Фрейд принял его быстро. Уже в 1920-м Райх начал личный анализ и собственную клиническую практику. В двадцать три года — на несколько лет раньше, чем большинство аналитиков того времени получали такую возможность. Фрейд ценил в нём остроту мышления, наблюдательность и редкую способность видеть в клиническом материале то, что другие пропускали.
На заседаниях Венского психоаналитического кружка Райх выделялся. Говорил много, быстро, точно. Не спрашивал разрешения высказаться — просто высказывался. Это раздражало старших коллег и нравилось Фрейду. В 1922-м, когда Райху было двадцать пять, Фрейд назначил его руководителем технического семинара — места, где молодые аналитики разбирали трудные случаи и оттачивали метод. Для человека без протекции, без денег, без академических связей это было почти невероятно.
Привилегия видеть то, чего не хочется видеть
Именно здесь, в этой привилегированной позиции, Райх начал замечать то, что другие предпочитали обходить стороной.

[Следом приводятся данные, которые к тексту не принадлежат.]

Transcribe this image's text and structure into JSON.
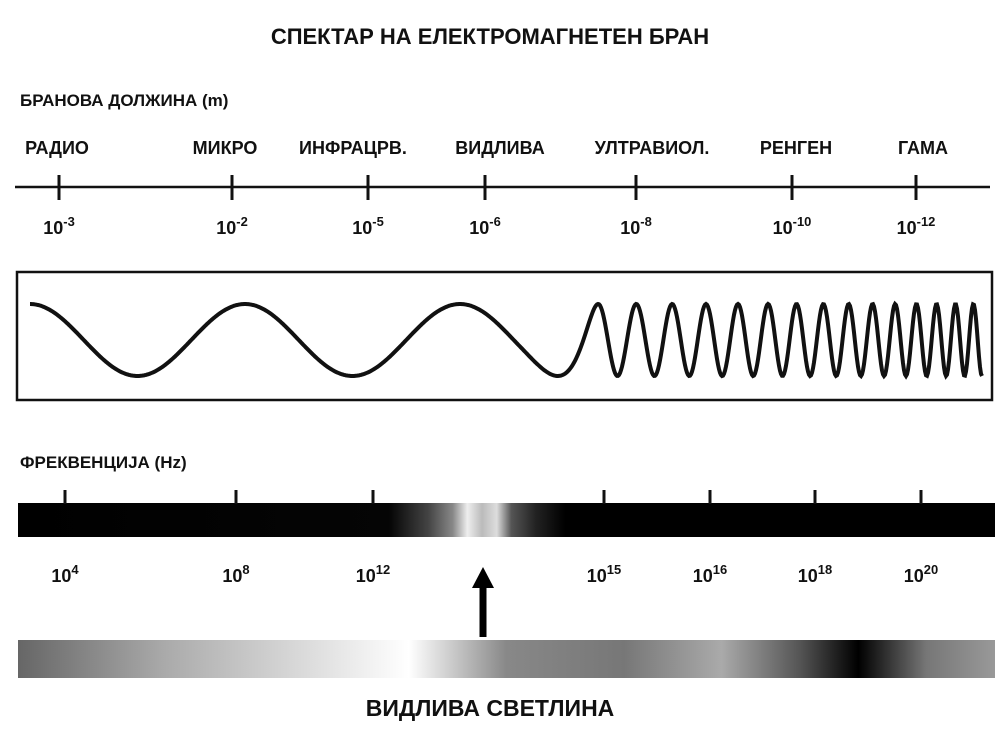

Пациенты приходили, анализировались, понимали про себя всё больше. Инсайты случались. Облегчение наступало. А потом люди возвращались — с теми же паттернами, теми же реакциями, той же болью. Теперь объяснённой, но не изменённой. Слова были найдены. Жизнь не менялась.
Между пониманием и изменением стояла стена. Тонкая на вид, непробиваемая на деле. Классический психоанализ эту стену не замечал; или замечал, но считал неизбежностью. Райх начал её изучать. Это и станет его главным открытием; но до него ещё несколько лет.

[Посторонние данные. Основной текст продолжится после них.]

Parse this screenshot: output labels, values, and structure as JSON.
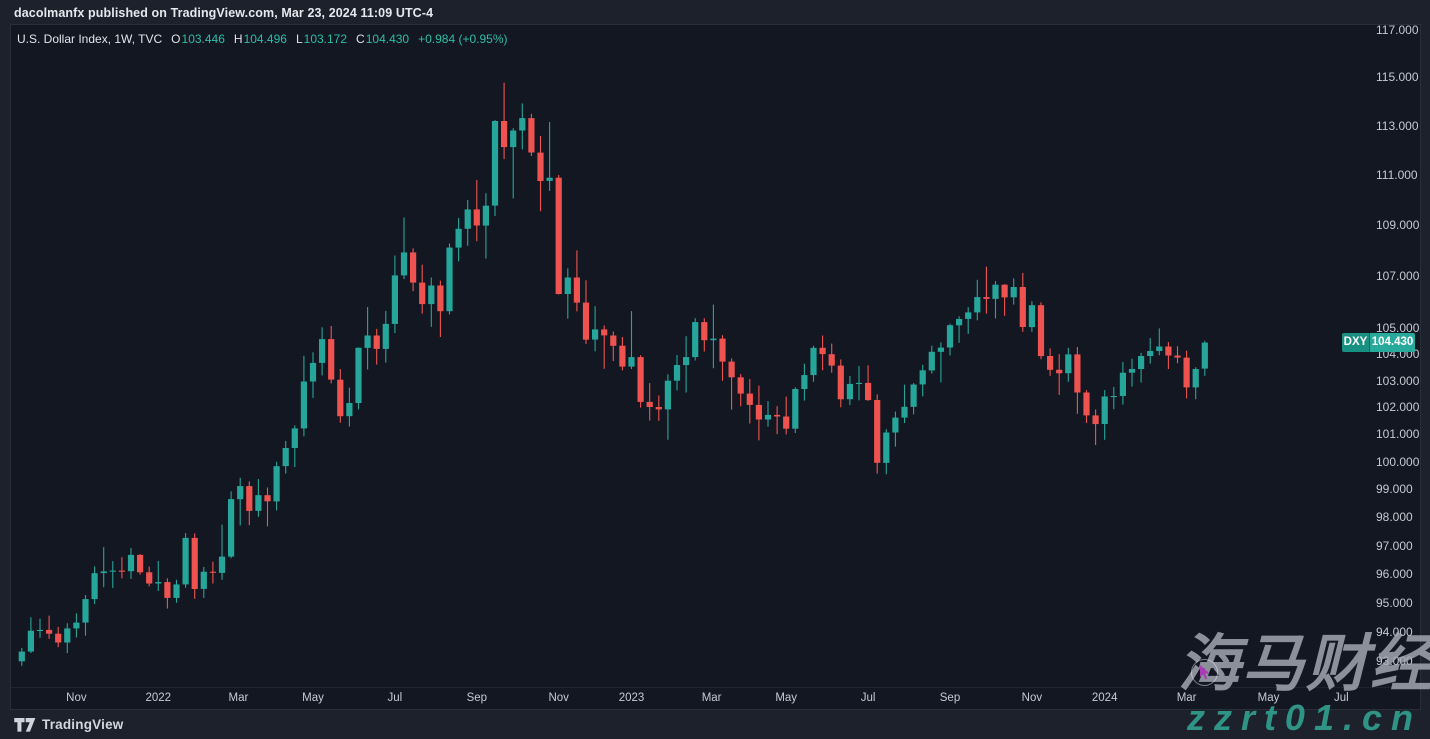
{
  "header": {
    "publish_line": "dacolmanfx published on TradingView.com, Mar 23, 2024 11:09 UTC-4"
  },
  "legend": {
    "title": "U.S. Dollar Index, 1W, TVC",
    "ohlc": [
      {
        "label": "O",
        "value": "103.446"
      },
      {
        "label": "H",
        "value": "104.496"
      },
      {
        "label": "L",
        "value": "103.172"
      },
      {
        "label": "C",
        "value": "104.430"
      }
    ],
    "change": "+0.984 (+0.95%)"
  },
  "price_label": {
    "symbol": "DXY",
    "price": "104.430"
  },
  "watermark": {
    "title": "海马财经",
    "subtitle": "zzrt01.cn"
  },
  "footer": {
    "brand": "TradingView",
    "logo_icon": "tradingview-logo"
  },
  "colors": {
    "up": "#26a69a",
    "down": "#ef5350",
    "panel_background": "#131722",
    "page_background": "#1d212c",
    "axis_text": "#c6c9d1",
    "legend_value": "#2cbea8",
    "badge_teal": "#27a99c",
    "watermark_url_teal": "#2f9386",
    "cursor_purple": "#a93bb5"
  },
  "chart_data": {
    "type": "candlestick",
    "title": "U.S. Dollar Index",
    "symbol": "DXY",
    "interval": "1W",
    "exchange": "TVC",
    "price_scale": "logarithmic",
    "first_week": "2021-09-20",
    "last_close": 104.43,
    "ylim": [
      92.5,
      117.5
    ],
    "grid": false,
    "y_ticks": [
      117,
      115,
      113,
      111,
      109,
      107,
      105,
      104,
      103,
      102,
      101,
      100,
      99,
      98,
      97,
      96,
      95,
      94,
      93
    ],
    "x_labels": [
      [
        "Nov",
        6
      ],
      [
        "2022",
        15
      ],
      [
        "Mar",
        23.8
      ],
      [
        "May",
        32
      ],
      [
        "Jul",
        41
      ],
      [
        "Sep",
        50
      ],
      [
        "Nov",
        59
      ],
      [
        "2023",
        67
      ],
      [
        "Mar",
        75.8
      ],
      [
        "May",
        84
      ],
      [
        "Jul",
        93
      ],
      [
        "Sep",
        102
      ],
      [
        "Nov",
        111
      ],
      [
        "2024",
        119
      ],
      [
        "Mar",
        128
      ],
      [
        "May",
        137
      ],
      [
        "Jul",
        145
      ]
    ],
    "candles": [
      [
        93.0,
        93.45,
        92.85,
        93.33
      ],
      [
        93.33,
        94.5,
        93.28,
        94.04
      ],
      [
        94.04,
        94.45,
        93.8,
        94.07
      ],
      [
        94.07,
        94.56,
        93.76,
        93.94
      ],
      [
        93.94,
        94.17,
        93.48,
        93.64
      ],
      [
        93.64,
        94.3,
        93.28,
        94.12
      ],
      [
        94.12,
        94.63,
        93.81,
        94.32
      ],
      [
        94.32,
        95.27,
        93.87,
        95.13
      ],
      [
        95.13,
        96.27,
        94.96,
        96.03
      ],
      [
        96.03,
        96.94,
        95.54,
        96.09
      ],
      [
        96.09,
        96.45,
        95.51,
        96.12
      ],
      [
        96.12,
        96.59,
        95.85,
        96.1
      ],
      [
        96.1,
        96.91,
        95.83,
        96.67
      ],
      [
        96.67,
        96.7,
        95.98,
        96.06
      ],
      [
        96.06,
        96.26,
        95.57,
        95.67
      ],
      [
        95.67,
        96.46,
        95.41,
        95.72
      ],
      [
        95.72,
        95.85,
        94.8,
        95.17
      ],
      [
        95.17,
        95.8,
        95.0,
        95.64
      ],
      [
        95.64,
        97.44,
        95.52,
        97.27
      ],
      [
        97.27,
        97.43,
        95.14,
        95.48
      ],
      [
        95.48,
        96.25,
        95.17,
        96.08
      ],
      [
        96.08,
        96.43,
        95.67,
        96.04
      ],
      [
        96.04,
        97.74,
        95.8,
        96.61
      ],
      [
        96.61,
        98.93,
        96.55,
        98.65
      ],
      [
        98.65,
        99.42,
        97.71,
        99.12
      ],
      [
        99.12,
        99.29,
        97.72,
        98.23
      ],
      [
        98.23,
        99.37,
        98.02,
        98.79
      ],
      [
        98.79,
        99.07,
        97.68,
        98.57
      ],
      [
        98.57,
        100.0,
        98.25,
        99.84
      ],
      [
        99.84,
        100.76,
        99.57,
        100.5
      ],
      [
        100.5,
        101.33,
        99.81,
        101.22
      ],
      [
        101.22,
        103.93,
        100.93,
        102.96
      ],
      [
        102.96,
        104.06,
        102.35,
        103.66
      ],
      [
        103.66,
        105.01,
        103.19,
        104.56
      ],
      [
        104.56,
        105.06,
        102.89,
        103.03
      ],
      [
        103.03,
        103.43,
        101.43,
        101.67
      ],
      [
        101.67,
        102.73,
        101.29,
        102.16
      ],
      [
        102.16,
        104.25,
        101.92,
        104.23
      ],
      [
        104.23,
        105.79,
        103.41,
        104.7
      ],
      [
        104.7,
        104.95,
        103.6,
        104.19
      ],
      [
        104.19,
        105.64,
        103.67,
        105.14
      ],
      [
        105.14,
        107.79,
        104.79,
        107.01
      ],
      [
        107.01,
        109.29,
        106.87,
        107.91
      ],
      [
        107.91,
        108.07,
        106.4,
        106.73
      ],
      [
        106.73,
        107.43,
        105.53,
        105.9
      ],
      [
        105.9,
        106.93,
        105.03,
        106.62
      ],
      [
        106.62,
        106.81,
        104.64,
        105.63
      ],
      [
        105.63,
        108.26,
        105.5,
        108.1
      ],
      [
        108.1,
        109.27,
        107.56,
        108.84
      ],
      [
        108.84,
        109.99,
        108.17,
        109.61
      ],
      [
        109.61,
        110.79,
        108.35,
        108.97
      ],
      [
        108.97,
        110.26,
        107.67,
        109.76
      ],
      [
        109.76,
        113.23,
        109.35,
        113.19
      ],
      [
        113.19,
        114.78,
        111.64,
        112.12
      ],
      [
        112.12,
        112.9,
        110.05,
        112.8
      ],
      [
        112.8,
        113.92,
        112.03,
        113.31
      ],
      [
        113.31,
        113.49,
        111.76,
        111.9
      ],
      [
        111.9,
        112.58,
        109.54,
        110.75
      ],
      [
        110.75,
        113.15,
        110.35,
        110.88
      ],
      [
        110.88,
        110.99,
        106.27,
        106.29
      ],
      [
        106.29,
        107.29,
        105.34,
        106.93
      ],
      [
        106.93,
        107.99,
        105.62,
        105.96
      ],
      [
        105.96,
        106.82,
        104.37,
        104.54
      ],
      [
        104.54,
        105.82,
        104.1,
        104.93
      ],
      [
        104.93,
        105.08,
        103.44,
        104.7
      ],
      [
        104.7,
        104.85,
        103.73,
        104.31
      ],
      [
        104.31,
        104.64,
        103.38,
        103.52
      ],
      [
        103.52,
        105.63,
        103.43,
        103.88
      ],
      [
        103.88,
        103.95,
        101.99,
        102.2
      ],
      [
        102.2,
        102.9,
        101.51,
        102.01
      ],
      [
        102.01,
        102.44,
        101.5,
        101.92
      ],
      [
        101.92,
        103.23,
        100.8,
        102.99
      ],
      [
        102.99,
        103.96,
        102.63,
        103.58
      ],
      [
        103.58,
        104.67,
        102.55,
        103.88
      ],
      [
        103.88,
        105.36,
        103.75,
        105.21
      ],
      [
        105.21,
        105.36,
        104.09,
        104.52
      ],
      [
        104.52,
        105.88,
        103.46,
        104.58
      ],
      [
        104.58,
        104.71,
        102.99,
        103.71
      ],
      [
        103.71,
        103.83,
        101.91,
        103.12
      ],
      [
        103.12,
        103.24,
        102.04,
        102.51
      ],
      [
        102.51,
        103.05,
        101.4,
        102.09
      ],
      [
        102.09,
        102.81,
        100.78,
        101.55
      ],
      [
        101.55,
        102.23,
        101.28,
        101.72
      ],
      [
        101.72,
        102.04,
        101.01,
        101.66
      ],
      [
        101.66,
        102.4,
        101.0,
        101.21
      ],
      [
        101.21,
        102.75,
        101.05,
        102.68
      ],
      [
        102.68,
        103.63,
        102.25,
        103.2
      ],
      [
        103.2,
        104.31,
        102.95,
        104.23
      ],
      [
        104.23,
        104.7,
        103.38,
        103.99
      ],
      [
        103.99,
        104.39,
        103.29,
        103.56
      ],
      [
        103.56,
        103.79,
        102.0,
        102.3
      ],
      [
        102.3,
        103.17,
        102.08,
        102.87
      ],
      [
        102.87,
        103.54,
        102.26,
        102.91
      ],
      [
        102.91,
        103.57,
        102.24,
        102.27
      ],
      [
        102.27,
        102.48,
        99.57,
        99.96
      ],
      [
        99.96,
        101.19,
        99.55,
        101.07
      ],
      [
        101.07,
        101.84,
        100.55,
        101.62
      ],
      [
        101.62,
        102.84,
        101.42,
        102.02
      ],
      [
        102.02,
        102.9,
        101.74,
        102.85
      ],
      [
        102.85,
        103.59,
        102.41,
        103.38
      ],
      [
        103.38,
        104.31,
        103.26,
        104.08
      ],
      [
        104.08,
        104.44,
        102.93,
        104.24
      ],
      [
        104.24,
        105.15,
        103.94,
        105.09
      ],
      [
        105.09,
        105.43,
        104.42,
        105.33
      ],
      [
        105.33,
        105.78,
        104.76,
        105.58
      ],
      [
        105.58,
        106.84,
        105.28,
        106.17
      ],
      [
        106.17,
        107.35,
        105.53,
        106.1
      ],
      [
        106.1,
        106.79,
        105.35,
        106.65
      ],
      [
        106.65,
        106.67,
        105.45,
        106.16
      ],
      [
        106.16,
        106.9,
        105.88,
        106.56
      ],
      [
        106.56,
        107.11,
        104.84,
        105.02
      ],
      [
        105.02,
        106.01,
        104.84,
        105.86
      ],
      [
        105.86,
        105.97,
        103.8,
        103.92
      ],
      [
        103.92,
        104.21,
        103.17,
        103.4
      ],
      [
        103.4,
        103.99,
        102.46,
        103.27
      ],
      [
        103.27,
        104.23,
        102.95,
        103.98
      ],
      [
        103.98,
        104.26,
        101.76,
        102.55
      ],
      [
        102.55,
        102.64,
        101.42,
        101.7
      ],
      [
        101.7,
        101.92,
        100.61,
        101.38
      ],
      [
        101.38,
        102.64,
        100.8,
        102.4
      ],
      [
        102.4,
        102.76,
        101.93,
        102.42
      ],
      [
        102.42,
        103.69,
        102.1,
        103.29
      ],
      [
        103.29,
        103.82,
        102.77,
        103.43
      ],
      [
        103.43,
        104.04,
        102.92,
        103.92
      ],
      [
        103.92,
        104.6,
        103.63,
        104.11
      ],
      [
        104.11,
        104.97,
        103.95,
        104.28
      ],
      [
        104.28,
        104.45,
        103.43,
        103.94
      ],
      [
        103.94,
        104.29,
        103.65,
        103.86
      ],
      [
        103.86,
        104.12,
        102.33,
        102.74
      ],
      [
        102.74,
        103.5,
        102.3,
        103.43
      ],
      [
        103.446,
        104.496,
        103.172,
        104.43
      ]
    ]
  }
}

Пока Райх — молодой человек из Галиции, потерявший всё и нашедший направление. Вена, Фрейд, среды в кружке, пациенты, книги. Ощущение, что жизнь наконец идёт туда, куда надо.

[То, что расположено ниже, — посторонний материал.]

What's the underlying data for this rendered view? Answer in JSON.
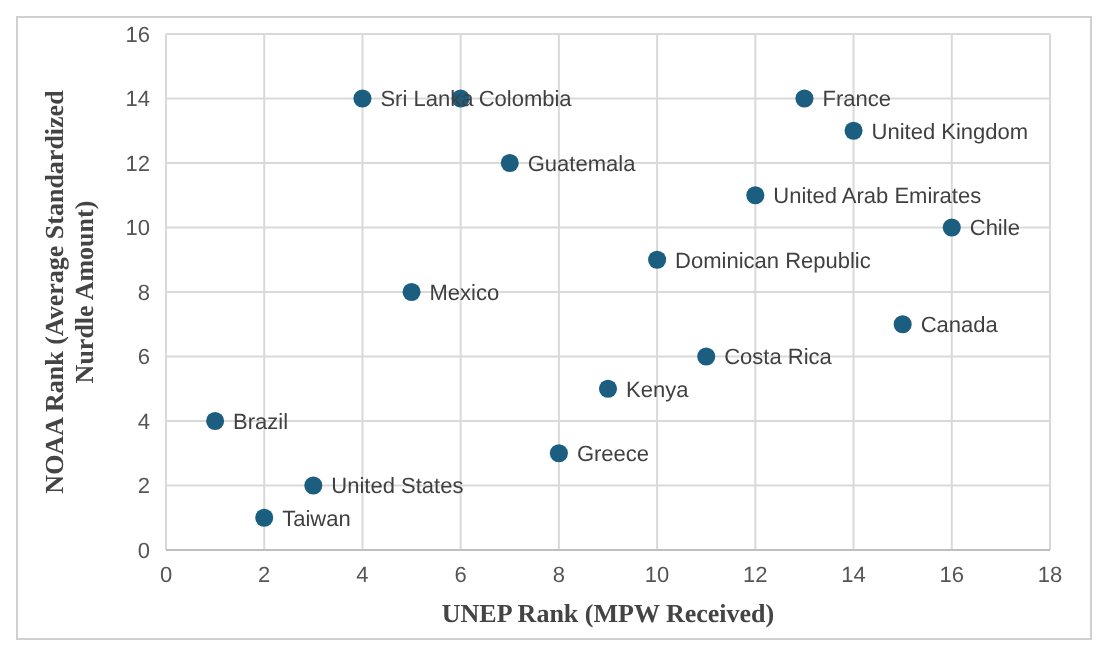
{
  "chart_data": {
    "type": "scatter",
    "xlabel": "UNEP Rank (MPW Received)",
    "ylabel": "NOAA Rank (Average Standardized Nurdle Amount)",
    "x": [
      4,
      6,
      7,
      13,
      14,
      12,
      16,
      10,
      5,
      15,
      11,
      9,
      1,
      8,
      3,
      2
    ],
    "values": [
      14,
      14,
      12,
      14,
      13,
      11,
      10,
      9,
      8,
      7,
      6,
      5,
      4,
      3,
      2,
      1
    ],
    "color": "#1b5e80",
    "marker": "circle",
    "grid": true,
    "legend": false,
    "xlim": [
      0,
      18
    ],
    "xticks": [
      0,
      2,
      4,
      6,
      8,
      10,
      12,
      14,
      16,
      18
    ],
    "ylim": [
      0,
      16
    ],
    "yticks": [
      0,
      2,
      4,
      6,
      8,
      10,
      12,
      14,
      16
    ],
    "annotations": [
      {
        "text": "Sri Lanka",
        "x": 4,
        "y": 14
      },
      {
        "text": "Colombia",
        "x": 6,
        "y": 14
      },
      {
        "text": "Guatemala",
        "x": 7,
        "y": 12
      },
      {
        "text": "France",
        "x": 13,
        "y": 14
      },
      {
        "text": "United Kingdom",
        "x": 14,
        "y": 13
      },
      {
        "text": "United Arab Emirates",
        "x": 12,
        "y": 11
      },
      {
        "text": "Chile",
        "x": 16,
        "y": 10
      },
      {
        "text": "Dominican Republic",
        "x": 10,
        "y": 9
      },
      {
        "text": "Mexico",
        "x": 5,
        "y": 8
      },
      {
        "text": "Canada",
        "x": 15,
        "y": 7
      },
      {
        "text": "Costa Rica",
        "x": 11,
        "y": 6
      },
      {
        "text": "Kenya",
        "x": 9,
        "y": 5
      },
      {
        "text": "Brazil",
        "x": 1,
        "y": 4
      },
      {
        "text": "Greece",
        "x": 8,
        "y": 3
      },
      {
        "text": "United States",
        "x": 3,
        "y": 2
      },
      {
        "text": "Taiwan",
        "x": 2,
        "y": 1
      }
    ]
  }
}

Он не знал ещё, что через десять лет его имя будет в списках тех, чьи книги сжигают. Что через двадцать — он будет переезжать из страны в страну, нигде не задерживаясь больше нескольких лет. Что через тридцать — умрёт в американской тюрьме.
Пока был 1922 год. Был Фрейд, который говорил, что Вильгельм Райх — один из самых одарённых его учеников. Было ощущение, что впереди — всё.
Это продлится около десяти лет. Потом всё изменится — и уже никогда не вернётся.